Look at the chapter headings in my Table of
Contents. If those six state- ments are true -- and the chapters will
establish beyond a reasonale doubt that they are -- then look at which column
fits Ellen White like a glove.
Her defenders have gone through 80,000 pages
looking for proofs of divine inspiration and have come up with a handful (chaper 1).
This is the Uninspired Column exactly. And of these handful, not one stands
the test of examination (chapter 3). Again, the Uninspired Column exactly.
Her critics by contrast have had a field day
(chapter 2). And what they've found is just the beginning: there are whole mountains
yet to be placed in the scales against her claims to inspiration (chapters 5 and 6).
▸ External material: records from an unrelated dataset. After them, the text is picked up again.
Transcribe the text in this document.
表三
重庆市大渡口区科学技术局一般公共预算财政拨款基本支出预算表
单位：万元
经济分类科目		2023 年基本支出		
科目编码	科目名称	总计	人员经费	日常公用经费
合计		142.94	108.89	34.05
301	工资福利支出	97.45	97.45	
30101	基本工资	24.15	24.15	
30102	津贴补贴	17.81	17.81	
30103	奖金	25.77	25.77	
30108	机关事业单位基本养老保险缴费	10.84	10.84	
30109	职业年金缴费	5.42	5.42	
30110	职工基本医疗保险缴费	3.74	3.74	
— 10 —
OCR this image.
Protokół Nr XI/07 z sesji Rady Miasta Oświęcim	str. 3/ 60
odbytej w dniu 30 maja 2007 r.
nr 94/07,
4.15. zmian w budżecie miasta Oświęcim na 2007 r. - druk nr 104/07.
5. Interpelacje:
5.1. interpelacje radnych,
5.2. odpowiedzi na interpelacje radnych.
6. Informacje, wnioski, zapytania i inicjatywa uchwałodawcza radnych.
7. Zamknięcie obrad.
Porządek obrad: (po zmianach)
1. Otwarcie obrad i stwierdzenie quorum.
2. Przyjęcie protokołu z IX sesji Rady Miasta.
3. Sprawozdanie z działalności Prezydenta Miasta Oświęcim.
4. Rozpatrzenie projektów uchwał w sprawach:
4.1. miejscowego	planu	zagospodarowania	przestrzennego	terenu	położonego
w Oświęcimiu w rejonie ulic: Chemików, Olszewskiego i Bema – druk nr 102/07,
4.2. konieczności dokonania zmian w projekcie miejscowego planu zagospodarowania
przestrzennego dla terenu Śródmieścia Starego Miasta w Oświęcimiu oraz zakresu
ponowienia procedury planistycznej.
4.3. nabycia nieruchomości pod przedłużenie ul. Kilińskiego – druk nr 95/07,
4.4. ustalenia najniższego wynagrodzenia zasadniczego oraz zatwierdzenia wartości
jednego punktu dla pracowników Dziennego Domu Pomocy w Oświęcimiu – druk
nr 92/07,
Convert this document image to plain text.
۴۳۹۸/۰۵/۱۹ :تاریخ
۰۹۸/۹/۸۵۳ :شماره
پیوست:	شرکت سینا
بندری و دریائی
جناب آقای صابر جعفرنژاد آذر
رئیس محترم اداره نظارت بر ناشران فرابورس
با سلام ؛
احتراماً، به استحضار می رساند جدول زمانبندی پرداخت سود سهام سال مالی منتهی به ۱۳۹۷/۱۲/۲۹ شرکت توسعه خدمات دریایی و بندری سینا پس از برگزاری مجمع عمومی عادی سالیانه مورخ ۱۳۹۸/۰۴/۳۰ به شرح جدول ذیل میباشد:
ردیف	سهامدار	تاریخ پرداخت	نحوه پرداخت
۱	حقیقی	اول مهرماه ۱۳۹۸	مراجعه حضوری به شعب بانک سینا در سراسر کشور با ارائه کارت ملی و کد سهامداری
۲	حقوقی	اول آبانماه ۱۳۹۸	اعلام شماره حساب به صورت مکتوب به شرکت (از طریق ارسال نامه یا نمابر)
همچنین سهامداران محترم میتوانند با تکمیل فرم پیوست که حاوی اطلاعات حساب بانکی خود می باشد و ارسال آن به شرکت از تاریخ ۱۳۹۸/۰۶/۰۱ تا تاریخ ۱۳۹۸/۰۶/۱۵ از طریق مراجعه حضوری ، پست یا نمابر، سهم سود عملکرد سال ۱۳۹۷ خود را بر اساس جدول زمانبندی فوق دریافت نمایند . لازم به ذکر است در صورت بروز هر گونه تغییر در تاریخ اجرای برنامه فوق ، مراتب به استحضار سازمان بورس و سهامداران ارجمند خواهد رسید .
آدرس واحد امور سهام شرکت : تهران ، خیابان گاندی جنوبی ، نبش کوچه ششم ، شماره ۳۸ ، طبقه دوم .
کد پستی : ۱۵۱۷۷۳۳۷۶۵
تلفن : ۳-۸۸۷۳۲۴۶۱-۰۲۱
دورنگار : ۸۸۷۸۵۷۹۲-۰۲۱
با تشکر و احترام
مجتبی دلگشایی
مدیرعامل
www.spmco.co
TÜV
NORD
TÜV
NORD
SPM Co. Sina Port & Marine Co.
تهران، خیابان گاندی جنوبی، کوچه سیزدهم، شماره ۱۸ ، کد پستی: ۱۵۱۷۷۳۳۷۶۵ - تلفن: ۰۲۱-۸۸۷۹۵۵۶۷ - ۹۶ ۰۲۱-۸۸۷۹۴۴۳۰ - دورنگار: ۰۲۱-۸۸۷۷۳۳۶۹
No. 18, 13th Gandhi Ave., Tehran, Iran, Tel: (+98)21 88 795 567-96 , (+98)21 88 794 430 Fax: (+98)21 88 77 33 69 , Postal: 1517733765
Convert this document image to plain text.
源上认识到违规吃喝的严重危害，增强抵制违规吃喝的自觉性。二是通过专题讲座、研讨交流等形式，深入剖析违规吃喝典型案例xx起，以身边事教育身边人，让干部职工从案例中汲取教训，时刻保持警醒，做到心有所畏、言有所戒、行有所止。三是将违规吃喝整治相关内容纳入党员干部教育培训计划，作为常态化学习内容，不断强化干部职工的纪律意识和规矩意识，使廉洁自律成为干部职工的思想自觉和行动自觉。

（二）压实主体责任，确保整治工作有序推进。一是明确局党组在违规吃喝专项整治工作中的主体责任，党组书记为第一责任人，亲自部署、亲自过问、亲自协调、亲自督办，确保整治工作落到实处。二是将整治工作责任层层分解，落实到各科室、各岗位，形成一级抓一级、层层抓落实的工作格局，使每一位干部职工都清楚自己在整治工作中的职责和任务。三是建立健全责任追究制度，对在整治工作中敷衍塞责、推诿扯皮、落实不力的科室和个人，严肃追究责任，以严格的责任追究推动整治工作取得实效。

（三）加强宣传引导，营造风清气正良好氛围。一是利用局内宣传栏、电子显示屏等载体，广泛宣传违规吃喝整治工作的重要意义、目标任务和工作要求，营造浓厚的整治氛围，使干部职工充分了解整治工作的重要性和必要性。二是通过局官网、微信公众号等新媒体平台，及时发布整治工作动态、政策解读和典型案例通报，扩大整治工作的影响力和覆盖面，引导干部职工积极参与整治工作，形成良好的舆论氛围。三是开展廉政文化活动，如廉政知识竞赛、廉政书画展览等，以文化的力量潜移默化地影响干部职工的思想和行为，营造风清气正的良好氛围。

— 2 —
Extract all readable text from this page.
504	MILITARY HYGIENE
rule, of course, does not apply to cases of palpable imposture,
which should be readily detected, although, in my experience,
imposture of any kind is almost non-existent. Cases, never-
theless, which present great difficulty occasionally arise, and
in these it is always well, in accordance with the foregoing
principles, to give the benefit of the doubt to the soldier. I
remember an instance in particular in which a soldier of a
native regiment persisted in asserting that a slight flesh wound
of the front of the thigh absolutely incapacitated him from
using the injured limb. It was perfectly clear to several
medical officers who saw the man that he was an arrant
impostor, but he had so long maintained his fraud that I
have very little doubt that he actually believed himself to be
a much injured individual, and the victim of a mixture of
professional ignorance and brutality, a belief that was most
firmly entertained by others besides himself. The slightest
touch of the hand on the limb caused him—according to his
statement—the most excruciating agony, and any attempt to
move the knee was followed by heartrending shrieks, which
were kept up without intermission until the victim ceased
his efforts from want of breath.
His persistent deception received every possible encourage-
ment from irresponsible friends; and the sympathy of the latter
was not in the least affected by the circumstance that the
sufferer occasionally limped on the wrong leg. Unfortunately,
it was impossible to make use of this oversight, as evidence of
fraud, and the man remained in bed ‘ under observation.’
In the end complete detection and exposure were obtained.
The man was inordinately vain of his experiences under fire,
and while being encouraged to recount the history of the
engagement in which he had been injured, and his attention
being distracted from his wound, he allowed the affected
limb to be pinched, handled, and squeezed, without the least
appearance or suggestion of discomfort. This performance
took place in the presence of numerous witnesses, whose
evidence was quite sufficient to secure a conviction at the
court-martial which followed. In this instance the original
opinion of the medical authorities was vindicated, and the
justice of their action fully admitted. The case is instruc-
As for attempts to prove that what the critics see are due to flaws in their own eyesight
and not due to any real flaws in the Ellen White writings -- those are failures
(chapter 4), which means that the evidence offered by critics against the inspiration
theory, unlike the evidence offered by apologists for the inspiration theory, is real.
All of which brings us to the single
great major overriding reason why I believe Ellen White was uninspired, and why I elected
to put the title of my book in the singular instead of in the plural. She is exactly
what I would expect from an uninspired writer. She is exactly not what I
would expect from an inspired writer.
Even for those
who defend Ellen White by watering down the concept of divine inspiration -- would it not be singular indeed if a genuine prophet so perfectly
matched a fake? Why would a writer who was inspired, even one who was
half-semi-quasi-inspired, so exactly resemble an uninspired?